Op twee verschillende sites lees ik dat Willibrordus hier gepreekt zou hebben. Ik sluit dat niet uit. Willibrord werd in 695 tot bisschop van de Friezen gewijd. Hij liet de eerste kerkjes bouwen en Wognum was tenslotte een dochterkerk van Heiloo. Het Friese gebied liep in de Middeleeuwen van het Zwin tot de Weser. Het werd aangeduid als 'Magna Frisia'. Wognum ligt trouwens in de regio West-Friesland.
De energie die hier voelbaar is zal zeker opgemerkt zijn door de eerste bewoners van deze streek. Die plek kan dan een belangrijke religieuze functie hebben gekregen. Zo bezien is het niet zo gek dat Willibrord juist hier gepredikt zou hebben.
Een houten kapel
Die houten kapel is van latere datum dan de tijd waarin Willibrord predikte.
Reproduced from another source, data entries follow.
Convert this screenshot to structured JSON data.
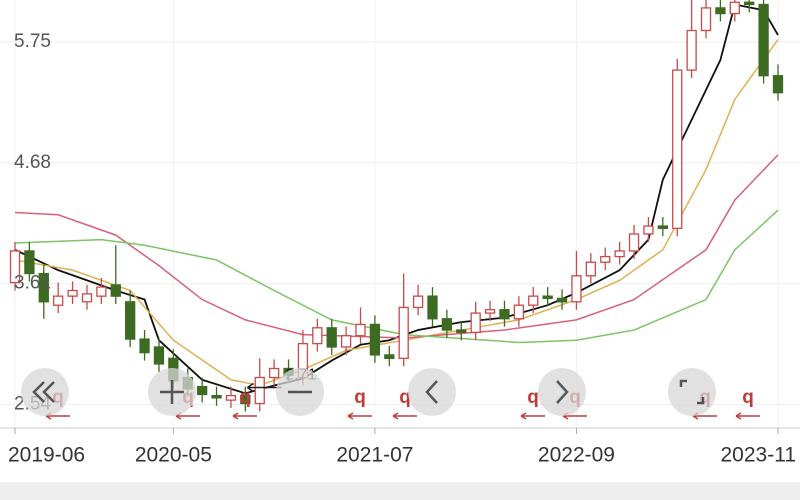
{
  "chart_data": {
    "type": "candlestick",
    "categories": [
      "2019-06",
      null,
      null,
      null,
      null,
      null,
      null,
      null,
      null,
      null,
      null,
      "2020-05",
      null,
      null,
      null,
      null,
      null,
      null,
      null,
      null,
      null,
      null,
      null,
      null,
      null,
      "2021-07",
      null,
      null,
      null,
      null,
      null,
      null,
      null,
      null,
      null,
      null,
      null,
      null,
      null,
      "2022-09",
      null,
      null,
      null,
      null,
      null,
      null,
      null,
      null,
      null,
      null,
      null,
      null,
      null,
      "2023-11"
    ],
    "open": [
      3.62,
      3.9,
      3.7,
      3.42,
      3.5,
      3.45,
      3.5,
      3.6,
      3.45,
      3.12,
      3.05,
      2.95,
      2.78,
      2.7,
      2.62,
      2.58,
      2.62,
      2.55,
      2.78,
      2.86,
      2.78,
      3.08,
      3.22,
      3.05,
      3.15,
      3.25,
      2.98,
      2.95,
      3.4,
      3.5,
      3.3,
      3.2,
      3.18,
      3.35,
      3.38,
      3.3,
      3.42,
      3.5,
      3.48,
      3.45,
      3.68,
      3.8,
      3.85,
      3.9,
      4.05,
      4.12,
      4.1,
      5.5,
      5.85,
      6.05,
      6.0,
      6.1,
      6.08,
      5.45
    ],
    "high": [
      3.98,
      3.98,
      3.78,
      3.62,
      3.63,
      3.6,
      3.66,
      3.95,
      3.55,
      3.2,
      3.13,
      3.03,
      2.86,
      2.78,
      2.7,
      2.7,
      2.7,
      2.95,
      2.94,
      2.94,
      3.2,
      3.3,
      3.3,
      3.23,
      3.4,
      3.33,
      3.06,
      3.7,
      3.6,
      3.58,
      3.38,
      3.28,
      3.45,
      3.46,
      3.46,
      3.5,
      3.58,
      3.58,
      3.56,
      3.9,
      3.88,
      3.93,
      3.98,
      4.13,
      4.2,
      4.2,
      5.6,
      6.12,
      6.12,
      6.12,
      6.12,
      6.12,
      6.12,
      5.55
    ],
    "low": [
      3.55,
      3.63,
      3.3,
      3.35,
      3.43,
      3.38,
      3.43,
      3.43,
      3.05,
      2.93,
      2.83,
      2.68,
      2.61,
      2.56,
      2.53,
      2.51,
      2.48,
      2.48,
      2.71,
      2.73,
      2.71,
      3.01,
      2.98,
      2.98,
      3.08,
      2.91,
      2.88,
      2.88,
      3.33,
      3.23,
      3.13,
      3.11,
      3.11,
      3.28,
      3.23,
      3.23,
      3.35,
      3.41,
      3.38,
      3.38,
      3.61,
      3.73,
      3.78,
      3.83,
      3.98,
      4.03,
      4.03,
      5.43,
      5.78,
      5.93,
      5.93,
      6.01,
      5.38,
      5.23
    ],
    "close": [
      3.9,
      3.7,
      3.45,
      3.5,
      3.55,
      3.52,
      3.58,
      3.5,
      3.12,
      3.0,
      2.9,
      2.75,
      2.68,
      2.63,
      2.6,
      2.62,
      2.55,
      2.78,
      2.86,
      2.8,
      3.08,
      3.22,
      3.05,
      3.15,
      3.25,
      2.98,
      2.95,
      3.4,
      3.5,
      3.3,
      3.2,
      3.18,
      3.35,
      3.38,
      3.3,
      3.42,
      3.5,
      3.48,
      3.45,
      3.68,
      3.8,
      3.85,
      3.9,
      4.05,
      4.12,
      4.1,
      5.5,
      5.85,
      6.05,
      6.0,
      6.1,
      6.08,
      5.45,
      5.3
    ],
    "up_color": "#c94a4a",
    "down_color": "#3d6b22",
    "lines": [
      {
        "color": "#111111",
        "x": [
          0,
          3,
          7,
          9,
          10,
          13,
          16,
          18,
          20,
          22,
          24,
          26,
          28,
          31,
          34,
          37,
          39,
          42,
          44,
          45,
          49,
          50,
          52,
          53
        ],
        "values": [
          3.91,
          3.73,
          3.55,
          3.47,
          3.11,
          2.76,
          2.64,
          2.71,
          2.77,
          2.93,
          3.07,
          3.11,
          3.2,
          3.27,
          3.31,
          3.42,
          3.53,
          3.73,
          4.0,
          4.53,
          5.59,
          6.08,
          6.03,
          5.81
        ]
      },
      {
        "color": "#e0b050",
        "x": [
          0,
          4,
          8,
          11,
          15,
          17,
          20,
          23,
          27,
          31,
          35,
          39,
          42,
          45,
          48,
          50,
          53
        ],
        "values": [
          3.82,
          3.73,
          3.55,
          3.11,
          2.76,
          2.71,
          2.85,
          3.02,
          3.11,
          3.2,
          3.29,
          3.47,
          3.64,
          3.91,
          4.62,
          5.24,
          5.77
        ]
      },
      {
        "color": "#d9607a",
        "x": [
          0,
          3,
          7,
          10,
          13,
          16,
          20,
          27,
          34,
          39,
          43,
          48,
          50,
          53
        ],
        "values": [
          4.24,
          4.22,
          4.04,
          3.77,
          3.47,
          3.29,
          3.16,
          3.13,
          3.2,
          3.29,
          3.47,
          3.91,
          4.35,
          4.75
        ]
      },
      {
        "color": "#7cc466",
        "x": [
          0,
          6,
          9,
          14,
          18,
          22,
          27,
          35,
          39,
          43,
          48,
          50,
          53
        ],
        "values": [
          3.97,
          4.0,
          3.95,
          3.82,
          3.55,
          3.29,
          3.16,
          3.09,
          3.11,
          3.2,
          3.47,
          3.91,
          4.26
        ]
      }
    ],
    "ylim": [
      2.36,
      6.12
    ],
    "yticks": [
      5.75,
      4.68,
      3.61,
      2.54
    ],
    "annotation": {
      "label": "2.71",
      "value": 2.71,
      "index": 16
    },
    "marker_label": "q",
    "grid": true
  }
}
Het kan bijna niet anders dan dat die gebouwd is op een voorchristelijke heilige plek. Stond er voor die tijd misschien een voor hen heilige boom? Of kwamen ze bijeen bij een bron?
Wanneer die eerste kapel gebouwd is wordt niet duidelijk. Hij zou al vroeg in de kerklijsten van de abdij van Echternach voorkomen. Die abdij is in 698 door Willibrord gesticht. Er circuleren verschillende jaartallen rond. Het jaartal 980 vind ik terug op meerdere sites. En het jaar 850 komt later in beeld.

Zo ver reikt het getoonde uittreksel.